Biochemical Characterization of the Interaction of Lipid Phosphoric Acids with Human Platelets: Comparison with Platelet Activating Factor

• Published in: Archives of biochemistry and biophysics Vol. 311; no. 2; pp. 358 - 368
• Main Authors: Sugiura, T., Tokumura, A., Gregory, L., Nouchi, T., Weintraub, S.T., Hanahan, D.J.
• Format: Journal Article
• Language: English
• Published: United States Elsevier Inc 01.06.1994
• Subjects: Blood Platelets - drug effects; Blood Platelets - metabolism; Humans; In Vitro Techniques; Indicators and Reagents; Molecular Structure; Phosphatidylethanolamines - chemistry; Phospholipids - chemical synthesis; Phospholipids - chemistry; Phospholipids - pharmacology; Platelet Activating Factor - pharmacology; Platelet Aggregation - drug effects; Receptors, Cell Surface - drug effects; Receptors, Cell Surface - metabolism; Spectrometry, Mass, Fast Atom Bombardment; Structure-Activity Relationship
• ISSN: 0003-9861; 1096-0384
• DOI: 10.1006/abbi.1994.1249

A series of lipid phosphoric acids, including 1-O-alkyl-2-lyso-glycerophosphoric acid, 1-O-acyl-2-lyso-glycerophosphoric acid, hexadecylpropanediolphosphoric acid, N-acyl-2-aminoethanolphosphoric acid, sphingosine phosphoric acid, and certain homologues and analogues, were synthesized and characterized by thin-layer chromatography, fast-atom bombardment mass spectrometry, and their ability to aggregate human platelets.
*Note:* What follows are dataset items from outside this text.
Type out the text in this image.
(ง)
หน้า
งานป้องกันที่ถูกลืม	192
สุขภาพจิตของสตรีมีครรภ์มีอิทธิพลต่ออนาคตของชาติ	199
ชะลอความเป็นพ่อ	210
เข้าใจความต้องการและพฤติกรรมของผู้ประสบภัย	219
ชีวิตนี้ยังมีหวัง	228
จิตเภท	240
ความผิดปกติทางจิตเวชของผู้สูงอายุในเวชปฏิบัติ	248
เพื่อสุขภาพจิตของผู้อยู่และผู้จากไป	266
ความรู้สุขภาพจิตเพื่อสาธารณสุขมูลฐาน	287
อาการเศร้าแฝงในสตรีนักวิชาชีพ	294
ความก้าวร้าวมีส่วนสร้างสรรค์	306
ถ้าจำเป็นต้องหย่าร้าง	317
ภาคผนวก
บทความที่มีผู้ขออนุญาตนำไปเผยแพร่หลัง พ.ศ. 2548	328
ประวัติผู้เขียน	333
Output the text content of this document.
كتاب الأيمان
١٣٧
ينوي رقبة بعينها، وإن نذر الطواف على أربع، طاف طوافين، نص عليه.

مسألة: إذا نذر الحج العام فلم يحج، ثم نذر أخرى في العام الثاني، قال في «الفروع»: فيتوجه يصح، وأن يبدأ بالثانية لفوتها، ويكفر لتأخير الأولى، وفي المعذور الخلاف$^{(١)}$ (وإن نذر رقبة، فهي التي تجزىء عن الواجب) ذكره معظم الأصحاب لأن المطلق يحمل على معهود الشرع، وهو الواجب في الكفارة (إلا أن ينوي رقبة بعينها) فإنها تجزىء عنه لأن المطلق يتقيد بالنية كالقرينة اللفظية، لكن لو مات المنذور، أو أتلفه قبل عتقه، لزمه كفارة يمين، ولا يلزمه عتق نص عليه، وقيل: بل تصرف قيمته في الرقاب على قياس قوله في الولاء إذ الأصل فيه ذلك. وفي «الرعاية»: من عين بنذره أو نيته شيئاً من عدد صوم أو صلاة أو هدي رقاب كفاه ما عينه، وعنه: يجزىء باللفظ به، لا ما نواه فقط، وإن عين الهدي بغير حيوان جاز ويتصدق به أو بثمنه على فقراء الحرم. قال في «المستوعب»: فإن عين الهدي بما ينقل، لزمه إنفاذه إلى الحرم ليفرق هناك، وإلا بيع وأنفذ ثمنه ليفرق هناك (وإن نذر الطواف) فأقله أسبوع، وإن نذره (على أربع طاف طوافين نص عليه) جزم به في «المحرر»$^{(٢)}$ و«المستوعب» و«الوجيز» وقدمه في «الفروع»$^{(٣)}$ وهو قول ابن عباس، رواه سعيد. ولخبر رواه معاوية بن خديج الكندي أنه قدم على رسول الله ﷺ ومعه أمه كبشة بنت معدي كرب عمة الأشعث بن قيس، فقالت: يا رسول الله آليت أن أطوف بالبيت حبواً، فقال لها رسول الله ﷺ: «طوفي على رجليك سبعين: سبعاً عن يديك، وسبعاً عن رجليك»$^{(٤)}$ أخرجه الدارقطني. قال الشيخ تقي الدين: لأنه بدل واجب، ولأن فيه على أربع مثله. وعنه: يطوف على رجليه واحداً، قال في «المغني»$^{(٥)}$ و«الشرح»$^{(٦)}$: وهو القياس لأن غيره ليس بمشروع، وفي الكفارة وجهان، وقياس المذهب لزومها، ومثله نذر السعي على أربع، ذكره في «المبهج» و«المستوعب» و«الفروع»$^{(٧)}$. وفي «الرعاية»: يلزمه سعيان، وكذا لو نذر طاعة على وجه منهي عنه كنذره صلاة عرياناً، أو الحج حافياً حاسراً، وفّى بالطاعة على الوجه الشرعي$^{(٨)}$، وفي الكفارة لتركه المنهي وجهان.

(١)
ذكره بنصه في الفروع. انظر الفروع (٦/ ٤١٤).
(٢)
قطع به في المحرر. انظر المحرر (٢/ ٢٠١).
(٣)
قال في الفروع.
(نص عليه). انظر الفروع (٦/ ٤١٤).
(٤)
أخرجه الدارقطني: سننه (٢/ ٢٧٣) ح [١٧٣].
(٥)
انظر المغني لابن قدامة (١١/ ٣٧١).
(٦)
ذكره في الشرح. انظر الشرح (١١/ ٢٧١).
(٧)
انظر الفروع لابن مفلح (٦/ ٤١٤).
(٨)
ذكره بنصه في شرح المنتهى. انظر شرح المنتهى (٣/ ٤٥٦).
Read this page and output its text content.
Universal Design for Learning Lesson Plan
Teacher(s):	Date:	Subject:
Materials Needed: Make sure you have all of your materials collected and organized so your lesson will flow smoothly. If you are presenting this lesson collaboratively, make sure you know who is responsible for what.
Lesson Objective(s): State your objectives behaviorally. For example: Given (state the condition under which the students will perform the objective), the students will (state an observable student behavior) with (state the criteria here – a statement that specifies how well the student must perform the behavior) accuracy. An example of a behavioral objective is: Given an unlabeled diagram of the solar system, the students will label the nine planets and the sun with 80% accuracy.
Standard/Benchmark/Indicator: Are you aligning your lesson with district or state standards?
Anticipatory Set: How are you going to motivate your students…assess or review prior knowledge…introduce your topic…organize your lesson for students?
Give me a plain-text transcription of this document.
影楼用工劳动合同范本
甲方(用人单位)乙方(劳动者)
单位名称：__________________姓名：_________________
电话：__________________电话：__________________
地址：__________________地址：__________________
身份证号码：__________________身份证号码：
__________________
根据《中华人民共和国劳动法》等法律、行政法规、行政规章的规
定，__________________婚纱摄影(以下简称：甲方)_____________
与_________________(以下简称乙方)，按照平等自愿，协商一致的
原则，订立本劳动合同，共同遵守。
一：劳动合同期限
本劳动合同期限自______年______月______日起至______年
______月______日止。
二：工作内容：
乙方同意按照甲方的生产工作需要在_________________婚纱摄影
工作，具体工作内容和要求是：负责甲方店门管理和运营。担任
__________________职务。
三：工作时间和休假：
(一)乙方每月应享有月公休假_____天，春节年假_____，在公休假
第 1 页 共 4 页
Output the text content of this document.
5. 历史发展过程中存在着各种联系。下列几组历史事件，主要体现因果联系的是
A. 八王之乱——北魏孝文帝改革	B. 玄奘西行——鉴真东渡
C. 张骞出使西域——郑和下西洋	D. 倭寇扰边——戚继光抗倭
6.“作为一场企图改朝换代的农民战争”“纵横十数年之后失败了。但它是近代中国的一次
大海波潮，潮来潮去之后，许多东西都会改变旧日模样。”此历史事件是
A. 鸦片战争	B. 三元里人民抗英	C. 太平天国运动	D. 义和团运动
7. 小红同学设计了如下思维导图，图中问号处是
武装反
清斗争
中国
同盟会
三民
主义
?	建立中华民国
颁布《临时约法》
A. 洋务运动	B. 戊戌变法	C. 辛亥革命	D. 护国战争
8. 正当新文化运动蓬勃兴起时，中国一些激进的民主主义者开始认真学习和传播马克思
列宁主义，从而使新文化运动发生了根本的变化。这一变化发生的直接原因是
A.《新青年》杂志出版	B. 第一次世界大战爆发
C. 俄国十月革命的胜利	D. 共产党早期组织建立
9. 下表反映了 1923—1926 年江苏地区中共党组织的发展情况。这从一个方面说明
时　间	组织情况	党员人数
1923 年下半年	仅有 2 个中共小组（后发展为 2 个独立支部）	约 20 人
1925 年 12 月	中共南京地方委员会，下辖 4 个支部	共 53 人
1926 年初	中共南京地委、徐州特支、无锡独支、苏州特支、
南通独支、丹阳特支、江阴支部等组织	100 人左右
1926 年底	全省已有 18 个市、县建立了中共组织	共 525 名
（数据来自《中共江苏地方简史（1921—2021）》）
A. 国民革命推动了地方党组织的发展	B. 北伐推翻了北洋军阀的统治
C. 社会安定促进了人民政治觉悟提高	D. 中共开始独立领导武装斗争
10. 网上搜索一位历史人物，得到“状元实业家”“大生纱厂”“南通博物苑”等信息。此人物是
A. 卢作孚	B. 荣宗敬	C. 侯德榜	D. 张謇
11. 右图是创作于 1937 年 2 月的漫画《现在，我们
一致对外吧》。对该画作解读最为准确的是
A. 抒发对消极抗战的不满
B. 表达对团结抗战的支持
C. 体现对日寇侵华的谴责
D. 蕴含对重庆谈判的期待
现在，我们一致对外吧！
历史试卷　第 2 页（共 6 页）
The presence of a receptor for these lipid phosphoric acids that is distinct from the PAF receptor is strongly suggested from experiments involving a desensitization procedure, platelet-activating factor (PAF) receptor antagonists, and inhibitors of the lipid phosphoric acids. The unique features of the interaction of these lipid phosphoric acids with platelets include: (a) evidence for a separate receptor(s) for this diverse group of synthetic compounds, (b) no requirement for stereospecificity (i.e., no glycerol backbone), and (c) a structural requirement for a long-chain hydrocarbon residue covalently bound to a phosphoric acid residue. In the interaction of these compounds with the platelet, it is mandatory that extracellular Ca2+ and ADP be present for maximum biological activity. The potential involvement of a lipid phosphoric acid receptor, which could form a component of the activation pathway associated with various lysophospholipids and analogues, such as PAF, via a phospholipase D activation, is discussed.